Il y a quelques années, un exemple a cependant conduit le Parlement à légiférer, car la différenciation posait surtout un gros problème de santé publique. En 2011, André Atallah, médecin exerçant en Guadeloupe, avait démontré d’importantes différences dans les taux de sucre de produits de consommation courante, comme les yaourts ou les sodas, entre les collectivités d’outre-mer et la métropole.
Un petit exemple cité par Libération: un Fanta orange distribué aux Antilles contient alors 42% de plus de sucre que le même soda vendu à Lyon ou à Marseille. La députée PS de Guadeloupe Hélène Vainqueur-Christophe déclarait qu’«aucune justification objective n’est donnée par les industriels. […] Le fameux goût sucré des ultramarins, c’est un argument des professionnels. […] On nous a très certainement conditionnés à aimer sucré, et dès le plus jeune âge.»
Garantir la qualité de l'offre
Quant aux industriels, ils avançaient une explication, uniquement pour les yaourts: comme il n’y pas de grosse production laitière, les fabricants importent du lait en poudre, plus riche en lactose et donc en sucre… Le Parlement avait alors voté une loi pour interdire la différence de teneur en sucres ajoutés entre les produits vendus outre-mer et en métropole.
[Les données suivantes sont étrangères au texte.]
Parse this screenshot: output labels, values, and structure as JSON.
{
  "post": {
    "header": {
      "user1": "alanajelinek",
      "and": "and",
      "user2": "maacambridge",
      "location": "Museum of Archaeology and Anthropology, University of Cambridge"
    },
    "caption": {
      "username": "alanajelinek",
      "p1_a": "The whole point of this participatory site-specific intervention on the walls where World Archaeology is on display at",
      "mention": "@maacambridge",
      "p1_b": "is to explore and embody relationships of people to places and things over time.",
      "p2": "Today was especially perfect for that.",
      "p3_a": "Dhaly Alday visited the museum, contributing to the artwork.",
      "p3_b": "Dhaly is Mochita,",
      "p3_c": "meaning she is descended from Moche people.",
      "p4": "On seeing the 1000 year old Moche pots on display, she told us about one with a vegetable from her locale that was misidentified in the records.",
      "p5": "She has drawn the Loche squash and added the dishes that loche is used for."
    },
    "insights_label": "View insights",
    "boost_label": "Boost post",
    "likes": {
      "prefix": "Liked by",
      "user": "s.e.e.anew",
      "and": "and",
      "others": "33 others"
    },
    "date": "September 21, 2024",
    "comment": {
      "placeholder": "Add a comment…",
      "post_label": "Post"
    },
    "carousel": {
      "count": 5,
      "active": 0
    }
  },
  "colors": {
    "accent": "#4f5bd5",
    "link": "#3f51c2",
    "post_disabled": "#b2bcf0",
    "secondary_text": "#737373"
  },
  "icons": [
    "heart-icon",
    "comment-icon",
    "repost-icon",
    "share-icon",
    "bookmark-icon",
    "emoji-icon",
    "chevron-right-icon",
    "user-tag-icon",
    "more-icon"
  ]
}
L’objectif affiché de cette loi «visant à garantir la qualité de l’offre alimentaire en outre-mer», finalement adoptée en 2013? En finir avec cette inégalité entre consommateurs, avec une finalité de santé publique.
Car s'adapter aux goûts des consommateurs, c'est très bien, quand c'est fait avec transparence et avec la même exigence partout. Mais le problème, c'est quand cela amène à proposer des aberrations nutritionelles, ou des produits de moins bonne qualité à certains consommateurs. Et c'est ce que dénoncent la Hongrie et la Slovaquie, suivis par d'autres pays d'Europe Centrale. Marian Jurecka, ministre tchèque de l'Agriculture, a déclaré que les consommateurs en avaient marre d'être des «poubelles européennes».